ABC in Kapitalismuskritik
Im Stil lebendig ist Gollwitzer auch darin, daß er oft besonders aufschlußreiche Sätze von politischen Freunden und Feinden des längeren interpretiert:
Adolf Grimme: «Sozialisten können Christen sein; Christen müssen Sozialisten sein»

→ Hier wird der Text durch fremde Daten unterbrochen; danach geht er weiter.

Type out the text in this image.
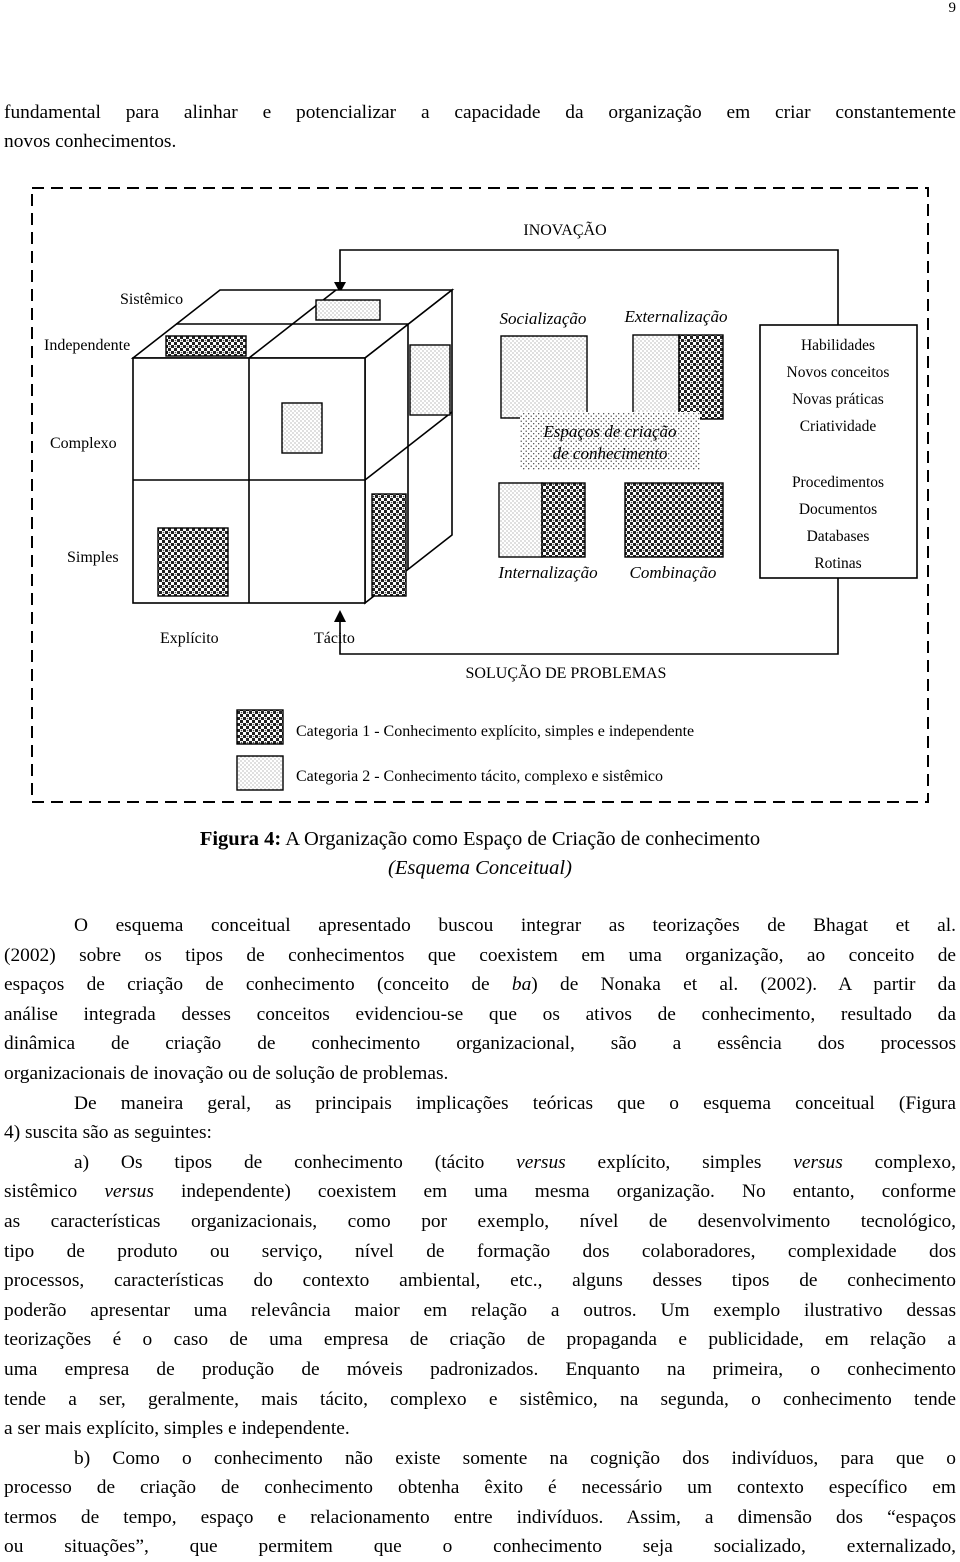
9

fundamental para alinhar e potencializar a capacidade da organização em criar constantemente
novos conhecimentos.

INOVAÇÃO
Sistêmico
Independente
Complexo
Simples
Explícito	Tácito
SOLUÇÃO DE PROBLEMAS
Socialização Externalização
Espaços de criação
de conhecimento
Internalização Combinação
Habilidades
Novos conceitos
Novas práticas
Criatividade
Procedimentos
Documentos
Databases
Rotinas
Categoria 1 - Conhecimento explícito, simples e independente
Categoria 2 - Conhecimento tácito, complexo e sistêmico
Figura 4: A Organização como Espaço de Criação de conhecimento
(Esquema Conceitual)

O esquema conceitual apresentado buscou integrar as teorizações de Bhagat et al.

(2002) sobre os tipos de conhecimentos que coexistem em uma organização, ao conceito de

espaços de criação de conhecimento (conceito de ba) de Nonaka et al. (2002). A partir da

análise integrada desses conceitos evidenciou-se que os ativos de conhecimento, resultado da

dinâmica de criação de conhecimento organizacional, são a essência dos processos

organizacionais de inovação ou de solução de problemas.

De maneira geral, as principais implicações teóricas que o esquema conceitual (Figura

4) suscita são as seguintes:

a) Os tipos de conhecimento (tácito versus explícito, simples versus complexo,

sistêmico versus independente) coexistem em uma mesma organização. No entanto, conforme

as características organizacionais, como por exemplo, nível de desenvolvimento tecnológico,

tipo de produto ou serviço, nível de formação dos colaboradores, complexidade dos

processos, características do contexto ambiental, etc., alguns desses tipos de conhecimento

poderão apresentar uma relevância maior em relação a outros. Um exemplo ilustrativo dessas

teorizações é o caso de uma empresa de criação de propaganda e publicidade, em relação a

uma empresa de produção de móveis padronizados. Enquanto na primeira, o conhecimento

tende a ser, geralmente, mais tácito, complexo e sistêmico, na segunda, o conhecimento tende

a ser mais explícito, simples e independente.

b) Como o conhecimento não existe somente na cognição dos indivíduos, para que o

processo de criação de conhecimento obtenha êxito é necessário um contexto específico em

termos de tempo, espaço e relacionamento entre indivíduos. Assim, a dimensão dos “espaços

ou situações”, que permitem que o conhecimento seja socializado, externalizado,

Hans-Otto Wölber: «Unser jetziger gesellschaftlicher Spielraum ist nur haltbar, wenn die Kirche eine wesentliche Stellung über den Fronten hat.» Aber Gollwitzer schreibt nicht primär polemisch. Es geht ihm um die Sache: die Erreichung von mehr Gerechtigkeit und besseres Leben für alle. Die Freiheit des Christen besteht auch darin, nicht dem Freund-Feind-Schema mit seinen verabsolutierten Fronten zu verfallen (I, 28). Und er schreibt nicht als jemand, der immer schon genau wußte, wo’s lang geht, sondern auch als Fragender, ja auch Zweifelnder: «Die Anfechtung, der Kampf sei sinnlos, wird keinem, woher er auch kommen mag, in der heutigen Weltlage erspart bleiben» (II, 109).

Sozialistische Oekumene
Es ist klar, daß eine Sammlung solcher Thesen, Reden, Aufsätze vieles nur skizziert. Die große Richtung wird zwar angegeben. Im einzelnen bleibt aber vieles offen. Auch unterliegt Gollwitzer — wie er selbst ohne weiteres zugibt — sozial bedingten Begrenzungen. Der Bereich gewerkschaftlicher Arbeit wird zum Beispiel nicht behandelt. Wie soll «die realdemokratische Neuorganisierung» der großindustriellen Produktionsweise, die Gollwitzer erwähnt, und die einer der wesentlichen Schritte in Richtung Sozialismus wäre, genauer aussehen (II, 102)? Ebenso bleibt die Welt alternativer Lebensversuche ausgespart, und doch fallen gerade auch hier wichtige Entscheidungen, werden neue Bedürfnisse und andere Werte im Alltag entdeckt … Schließlich kann man über das Verhältnis von Christen und Atheisten anders denken als Gollwitzer, der beides immer sehr voneinander unterscheidet (II, 109; I, 5, 13). Inzwischen ist doch schon die Rede vom «Atheismus im Christentum». Aber die Frage der theologischen Begründung eines sozialistischen Engagements ist im Zusammenhang mit der Absicht dieser beiden Bände gerade kein Grund zur Spaltung, sondern es gilt: «Die Verschiedenheit der Begründungen wird die Zusammenarbeit — der Christen, der Atheisten, der Anhänger verschiedener Religionen und Weltanschauungen — nicht mehr hindern dürfen, wie sie es lange Zeit getan hat. Jeder wird sich vielmehr der Festigkeit freuen sollen, die der andere aus seiner anderen Begründung erhält, wenn er
nur durch sie zu einem zuverlässigen Verbündeten wird» (II, 109).